Eclipsing Binary Stars These are binary systems of stars with an orbital plane lying near the line-of-sight of the observer. The components periodically eclipse one another, causing a decrease in the apparent brightness of the system as seen by the observer. The period of the eclipse, which coincides with the orbital period of the system, can range from minutes to years. Examples: Algol, Beta Persei
Beta Lyrae (Sheliak) is an eclipsing contact binary star system. Its two component stars are close enough that material from the photosphere of each is pulled towards the other, drawing the stars into an ellipsoid shape. Beta Lyrae is the prototype for this class of eclipsing binaries, whose components are so close together that they deform by their mutual gravitation.

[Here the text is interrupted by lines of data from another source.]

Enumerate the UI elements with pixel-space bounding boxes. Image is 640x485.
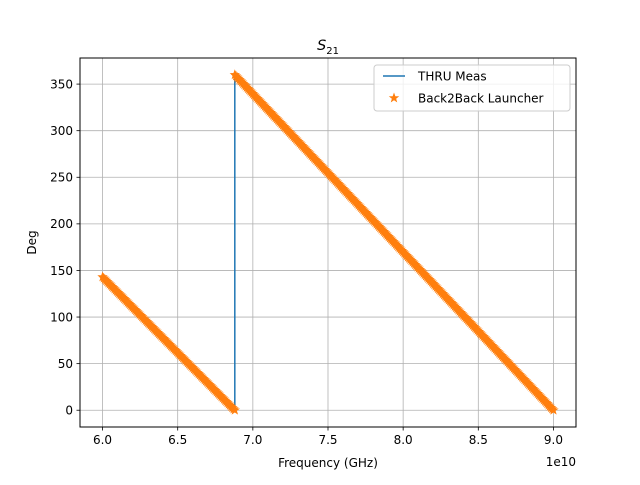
legend: THRU Meas Back2Back Launcher: [373, 64, 571, 112]
x-tick-label: 6.5: [168, 433, 187, 447]
legend-marker-back2back: [388, 92, 400, 103]
y-tick-label: 50: [58, 357, 73, 371]
legend-label-back2back: Back2Back Launcher: [418, 92, 544, 106]
y-tick-label: 300: [50, 124, 73, 138]
axis-ticks: 6.0 6.5 7.0 7.5 8.0 8.5 9.0 0 50 100 150 200 250 300 3…: [50, 77, 563, 447]
y-tick-label: 0: [65, 404, 73, 418]
y-tick-label: 350: [50, 77, 73, 91]
x-tick-label: 9.0: [544, 433, 563, 447]
x-tick-label: 7.5: [318, 433, 337, 447]
x-axis-label: Frequency (GHz): [278, 456, 378, 470]
data-point-marker: [229, 404, 241, 415]
y-tick-label: 200: [50, 217, 73, 231]
x-tick-label: 8.5: [469, 433, 488, 447]
y-tick-label: 100: [50, 310, 73, 324]
legend-label-thru-meas: THRU Meas: [417, 70, 487, 84]
data-point-marker: [548, 404, 559, 415]
x-tick-label: 8.0: [394, 433, 413, 447]
y-tick-label: 150: [50, 264, 73, 278]
chart-title-subscript: 21: [326, 46, 339, 57]
grid: [80, 58, 576, 427]
plot-data: [97, 69, 559, 415]
chart-title-main: S: [317, 38, 326, 54]
x-tick-label: 7.0: [243, 433, 262, 447]
chart-title: S21: [317, 38, 339, 57]
legend-box: [373, 64, 571, 112]
x-axis-offset-label: 1e10: [546, 455, 576, 469]
x-tick-label: 6.0: [93, 433, 112, 447]
series-markers-back2back: [97, 69, 559, 415]
y-tick-label: 250: [50, 171, 73, 185]
y-axis-label: Deg: [25, 230, 39, 254]
legend-star-icon: [388, 92, 400, 103]
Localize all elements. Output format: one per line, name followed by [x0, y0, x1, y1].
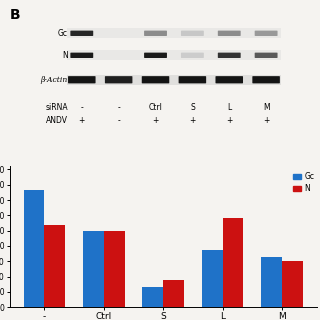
Text: B: B — [10, 8, 20, 22]
Bar — [67, 50, 281, 60]
FancyBboxPatch shape — [144, 52, 167, 58]
FancyBboxPatch shape — [255, 31, 277, 36]
Bar — [83, 231, 104, 307]
Text: β-Actin: β-Actin — [41, 76, 68, 84]
FancyBboxPatch shape — [218, 31, 241, 36]
Text: siRNA: siRNA — [45, 103, 68, 112]
Bar — [67, 28, 281, 38]
Bar — [104, 231, 124, 307]
Bar — [142, 286, 163, 307]
FancyBboxPatch shape — [68, 76, 96, 84]
Text: L: L — [227, 103, 231, 112]
FancyBboxPatch shape — [144, 31, 167, 36]
FancyBboxPatch shape — [181, 31, 204, 36]
Legend: Gc, N: Gc, N — [292, 171, 316, 195]
Bar — [44, 225, 65, 307]
Text: N: N — [62, 51, 68, 60]
Text: Gc: Gc — [58, 29, 68, 38]
Text: M: M — [263, 103, 269, 112]
FancyBboxPatch shape — [215, 76, 243, 84]
FancyBboxPatch shape — [105, 76, 132, 84]
Text: S: S — [190, 103, 195, 112]
Text: +: + — [226, 116, 232, 125]
FancyBboxPatch shape — [70, 31, 93, 36]
Text: -: - — [117, 103, 120, 112]
Text: Ctrl: Ctrl — [148, 103, 163, 112]
Text: +: + — [152, 116, 159, 125]
Bar — [282, 261, 303, 307]
Bar — [202, 250, 223, 307]
Text: +: + — [79, 116, 85, 125]
Bar — [163, 280, 184, 307]
Text: +: + — [189, 116, 196, 125]
Bar — [223, 218, 244, 307]
Bar — [24, 190, 44, 307]
FancyBboxPatch shape — [181, 52, 204, 58]
Bar — [67, 75, 281, 85]
Text: ANDV: ANDV — [46, 116, 68, 125]
FancyBboxPatch shape — [142, 76, 169, 84]
Text: -: - — [80, 103, 83, 112]
Bar — [261, 258, 282, 307]
Text: +: + — [263, 116, 269, 125]
FancyBboxPatch shape — [218, 52, 241, 58]
FancyBboxPatch shape — [252, 76, 280, 84]
FancyBboxPatch shape — [70, 52, 93, 58]
Text: -: - — [117, 116, 120, 125]
FancyBboxPatch shape — [255, 52, 277, 58]
FancyBboxPatch shape — [179, 76, 206, 84]
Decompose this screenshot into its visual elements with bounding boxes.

Rotating Stars Rotating stars are often binary systems, which undergo small amplitude changes in light that may be due to dark or bright spots or patches on their stellar surface, or may be due to thermal or chemical inhomogeniety of stellar atmospheres caused by magnetic fields.
Flare Stars These stars are dim, red dwarfs that exhibit unusually violent flare activity. Flares occur sporadically, with successive flares spaced anywhere from an hour to a few days apart. It only takes a few minutes for a flare to reach peak brightness, and in fact more than one flare can occur at time. It may turn out that most red dwarfs are flare stars, and that red dwarfs without violent flare activity are the exception rather than the rule. The first known flare stars (V1396 Cygni and AT Microscopii) were discovered in 1924. However, the best-known flare star (UV Ceti) was discovered in 1948, and today flare stars are sometimes known as UV Ceti variables. The Sun's nearest stellar neighbor Proxima Centauri is a flare star, as is another near neighbor Wolf 359. Barnard's Star, the second nearest star system, is also suspected of being a flare star. Because they are so intrinsically faint, all known flare stars are within about 60 light years from Earth.